1つのエレベーターのドアが開けられ、そこに警備員と清掃員がいた。
清掃員がカゴの中を清掃し、それに警備員が立ち会っているといった感じだ。
警備会社は違うが、かつては私もあの制服を着て制帽を被って仕事をしていた。
どうやら、カゴの中が汚れたらしい。
客が飲み物か何かを零したのだろう。
それで警備員がエレベーターを止めて、清掃員が清掃をしているということだ。
清掃員:「はい、終わりました」
警備員:「お疲れ様」
警備員が腰のベルト(帯革という)に結着したポーチ(キーケースという)から、エレベーターのスイッチ・キーを取り出して、エレベーターを再稼働させた。
愛原:「あっ!」
高橋:「! どうしました、先生?!」
愛原:「この手があったか!」
それは、私が昔取った杵柄を活用する時であった。
愛原:「高橋、まだ時間あるな?」
高橋:「夕方には迎えに行く予定でしたからね。それがどうかしましたか?」
愛原:「ちょっと、行く所があるんだ。車で乗せてってくれないか?」
高橋:「それはいいですけど、遠いですか?」
愛原:「いや、都内だ。それも、都心部」
高橋:「それなら大丈夫っスよ。行きましょう」
愛原:「ああ、頼む」
私達は急いでホテルの駐車場に向かった。
そして、再び車に乗る。
高橋:「何かいいアイディアが浮かんだんですね?」
愛原:「そうだ。
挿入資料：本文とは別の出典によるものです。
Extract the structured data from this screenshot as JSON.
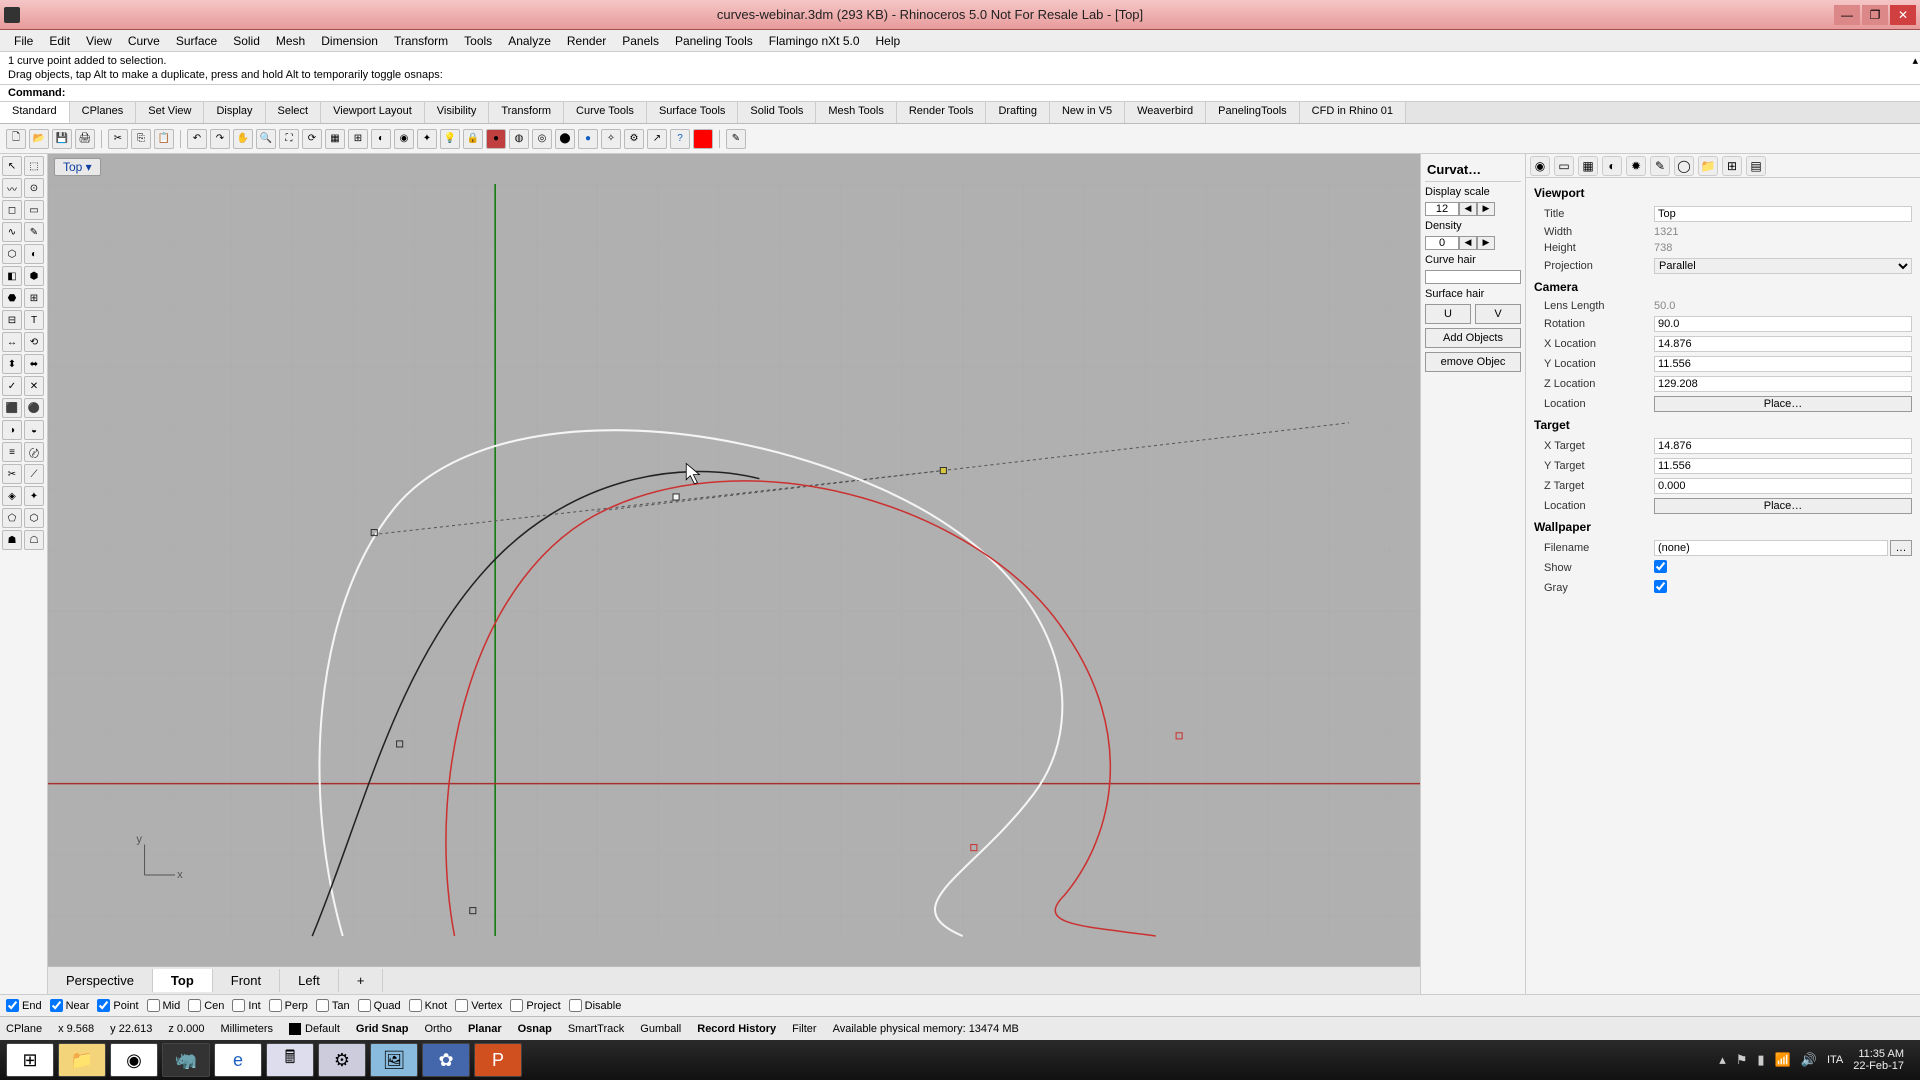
{
  "window": {
    "title": "curves-webinar.3dm (293 KB) - Rhinoceros 5.0 Not For Resale Lab - [Top]"
  },
  "menu": [
    "File",
    "Edit",
    "View",
    "Curve",
    "Surface",
    "Solid",
    "Mesh",
    "Dimension",
    "Transform",
    "Tools",
    "Analyze",
    "Render",
    "Panels",
    "Paneling Tools",
    "Flamingo nXt 5.0",
    "Help"
  ],
  "command_history": {
    "line1": "1 curve point added to selection.",
    "line2": "Drag objects, tap Alt to make a duplicate, press and hold Alt to temporarily toggle osnaps:"
  },
  "command_label": "Command:",
  "command_value": "",
  "tabs": [
    "Standard",
    "CPlanes",
    "Set View",
    "Display",
    "Select",
    "Viewport Layout",
    "Visibility",
    "Transform",
    "Curve Tools",
    "Surface Tools",
    "Solid Tools",
    "Mesh Tools",
    "Render Tools",
    "Drafting",
    "New in V5",
    "Weaverbird",
    "PanelingTools",
    "CFD in Rhino 01"
  ],
  "active_tab": 0,
  "viewport_label": "Top ▾",
  "viewport_tabs": [
    "Perspective",
    "Top",
    "Front",
    "Left",
    "+"
  ],
  "active_viewport_tab": 1,
  "curvat": {
    "title": "Curvat…",
    "display_scale_label": "Display scale",
    "display_scale_value": "12",
    "density_label": "Density",
    "density_value": "0",
    "curve_hair_label": "Curve hair",
    "surface_hair_label": "Surface hair",
    "u_btn": "U",
    "v_btn": "V",
    "add_btn": "Add Objects",
    "remove_btn": "emove Objec"
  },
  "props": {
    "viewport_h": "Viewport",
    "title_l": "Title",
    "title_v": "Top",
    "width_l": "Width",
    "width_v": "1321",
    "height_l": "Height",
    "height_v": "738",
    "projection_l": "Projection",
    "projection_v": "Parallel",
    "camera_h": "Camera",
    "lens_l": "Lens Length",
    "lens_v": "50.0",
    "rot_l": "Rotation",
    "rot_v": "90.0",
    "xloc_l": "X Location",
    "xloc_v": "14.876",
    "yloc_l": "Y Location",
    "yloc_v": "11.556",
    "zloc_l": "Z Location",
    "zloc_v": "129.208",
    "loc_l": "Location",
    "place_btn": "Place…",
    "target_h": "Target",
    "xt_l": "X Target",
    "xt_v": "14.876",
    "yt_l": "Y Target",
    "yt_v": "11.556",
    "zt_l": "Z Target",
    "zt_v": "0.000",
    "wallpaper_h": "Wallpaper",
    "fn_l": "Filename",
    "fn_v": "(none)",
    "show_l": "Show",
    "gray_l": "Gray"
  },
  "osnaps": [
    {
      "label": "End",
      "checked": true
    },
    {
      "label": "Near",
      "checked": true
    },
    {
      "label": "Point",
      "checked": true
    },
    {
      "label": "Mid",
      "checked": false
    },
    {
      "label": "Cen",
      "checked": false
    },
    {
      "label": "Int",
      "checked": false
    },
    {
      "label": "Perp",
      "checked": false
    },
    {
      "label": "Tan",
      "checked": false
    },
    {
      "label": "Quad",
      "checked": false
    },
    {
      "label": "Knot",
      "checked": false
    },
    {
      "label": "Vertex",
      "checked": false
    },
    {
      "label": "Project",
      "checked": false
    },
    {
      "label": "Disable",
      "checked": false
    }
  ],
  "status": {
    "cplane": "CPlane",
    "x": "x 9.568",
    "y": "y 22.613",
    "z": "z 0.000",
    "units": "Millimeters",
    "layer": "Default",
    "toggles": [
      {
        "label": "Grid Snap",
        "bold": true
      },
      {
        "label": "Ortho",
        "bold": false
      },
      {
        "label": "Planar",
        "bold": true
      },
      {
        "label": "Osnap",
        "bold": true
      },
      {
        "label": "SmartTrack",
        "bold": false
      },
      {
        "label": "Gumball",
        "bold": false
      },
      {
        "label": "Record History",
        "bold": true
      },
      {
        "label": "Filter",
        "bold": false
      }
    ],
    "memory": "Available physical memory: 13474 MB"
  },
  "taskbar": {
    "lang": "ITA",
    "time": "11:35 AM",
    "date": "22-Feb-17"
  },
  "icons": {
    "new": "🗋",
    "open": "📂",
    "save": "💾",
    "print": "🖨",
    "cut": "✂",
    "copy": "⎘",
    "paste": "📋",
    "undo": "↶",
    "redo": "↷",
    "pan": "✋",
    "zoom": "🔍",
    "zoomext": "⛶",
    "rotate": "⟳"
  }
}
もしかしたら、斉藤家のエレベーターの鍵が手に入るかもしれない」
高橋:「先生、三菱電機にコネが?」
愛原:「いや、無い。無いけど、鍵が手に入るかもしれない」
高橋:「先生にお任せしますよ」
高橋はそう言って、車を走らせた。
そして駐車場を出て、公道に出る。
高橋:「高速乗っていいっスか?」
愛原:「いいとも」
高橋:「じゃあ、新都心西から入ります。で、どこの出入口で降りれば?」
愛原:「それじゃ呉服橋……あ、いや、あそこは確か廃止されたんだったか。そうなると……神田橋か……?」
高橋:「そうですね。今、大手町の最寄りは神田橋か宝町か霞が関か……それくらいですよ」
愛原:「車と道路に関しては、オマエに任せるよ。大手町の大手町中央ビルに行ければいい」
高橋:「大手町中央ビルですね。分かりました」
高橋は、まずは最寄りの首都高の入口に車を走らせた。